Instantaneous failure analysis on Lindley distribution under progressive type II censoring

Abstract

This paper deals with the analysis of the occurrence of instantaneous failures in Lindley distribution using progressive type-II censored samples. The test items that fail at a time are called instantaneous failures. Such failures are naturally experienced in life testing experiments, clinical trials, weather predictions, geographic information systems, athlete performance analysis, and many other real fields. These occurrences may be due to the inferior quality of a product or service, faulty construction, or alignment of events/objects, or due to no response to the treatments. Such failures usually discard the assumption of a single-mode distribution and hence the usual method of modeling and inference procedures may not be accurate in practice. To tackle this problem, one must use a non-standard mixture of degenerate distribution degenerated at zero and a standard distribution of a continuous or discrete variable.
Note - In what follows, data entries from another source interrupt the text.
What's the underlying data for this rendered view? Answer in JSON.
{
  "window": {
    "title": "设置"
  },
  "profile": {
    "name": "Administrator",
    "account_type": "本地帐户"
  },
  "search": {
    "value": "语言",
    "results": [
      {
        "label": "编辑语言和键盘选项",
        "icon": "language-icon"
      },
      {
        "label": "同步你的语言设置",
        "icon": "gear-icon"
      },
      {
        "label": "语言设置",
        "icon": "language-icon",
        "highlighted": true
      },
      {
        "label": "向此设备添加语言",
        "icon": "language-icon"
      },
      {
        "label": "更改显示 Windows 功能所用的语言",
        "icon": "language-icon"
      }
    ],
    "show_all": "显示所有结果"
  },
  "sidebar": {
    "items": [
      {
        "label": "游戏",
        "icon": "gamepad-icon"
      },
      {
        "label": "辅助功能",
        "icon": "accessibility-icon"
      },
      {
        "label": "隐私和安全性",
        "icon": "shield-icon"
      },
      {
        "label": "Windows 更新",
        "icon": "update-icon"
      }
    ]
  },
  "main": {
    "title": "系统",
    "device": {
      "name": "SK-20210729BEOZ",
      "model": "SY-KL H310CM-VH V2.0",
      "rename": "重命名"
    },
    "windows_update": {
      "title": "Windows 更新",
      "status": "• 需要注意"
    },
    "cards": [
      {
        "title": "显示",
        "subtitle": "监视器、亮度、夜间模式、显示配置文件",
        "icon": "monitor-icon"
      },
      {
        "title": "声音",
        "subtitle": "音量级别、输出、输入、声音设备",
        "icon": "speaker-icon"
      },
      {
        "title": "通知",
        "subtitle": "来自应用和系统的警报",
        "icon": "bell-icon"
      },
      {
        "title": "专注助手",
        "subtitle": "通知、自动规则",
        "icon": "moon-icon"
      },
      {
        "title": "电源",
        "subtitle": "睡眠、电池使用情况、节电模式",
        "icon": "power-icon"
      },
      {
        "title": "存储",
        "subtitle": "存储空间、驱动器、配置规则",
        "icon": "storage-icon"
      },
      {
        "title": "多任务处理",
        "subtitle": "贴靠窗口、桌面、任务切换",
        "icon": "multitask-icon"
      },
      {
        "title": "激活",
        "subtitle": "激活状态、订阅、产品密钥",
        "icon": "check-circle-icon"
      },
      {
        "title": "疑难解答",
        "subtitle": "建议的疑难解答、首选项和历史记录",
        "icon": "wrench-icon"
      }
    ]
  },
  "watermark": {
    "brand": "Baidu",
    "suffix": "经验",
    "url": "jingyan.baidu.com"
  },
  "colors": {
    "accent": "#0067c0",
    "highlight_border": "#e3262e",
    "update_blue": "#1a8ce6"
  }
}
In this paper, we have considered a non-standard mixture model with continuous Lindley failure distribution for positive components under a progressive type-II censoring scheme. We obtained the maximum likelihood estimators of the proposed distribution and its asymptotic, bootstrap-p (boot-p), and bootstrap-t (boot-t) confidence intervals are derived. The Bayes estimators for the proposed distribution parameters, reliability function, and hazard rate function with their highest posterior density credible intervals using informative priors and non-informative priors under different loss functions are obtained. The performances of different estimators are studied using the MCMC simulation technique. Two real-life data sets have been analyzed for illustration purposes.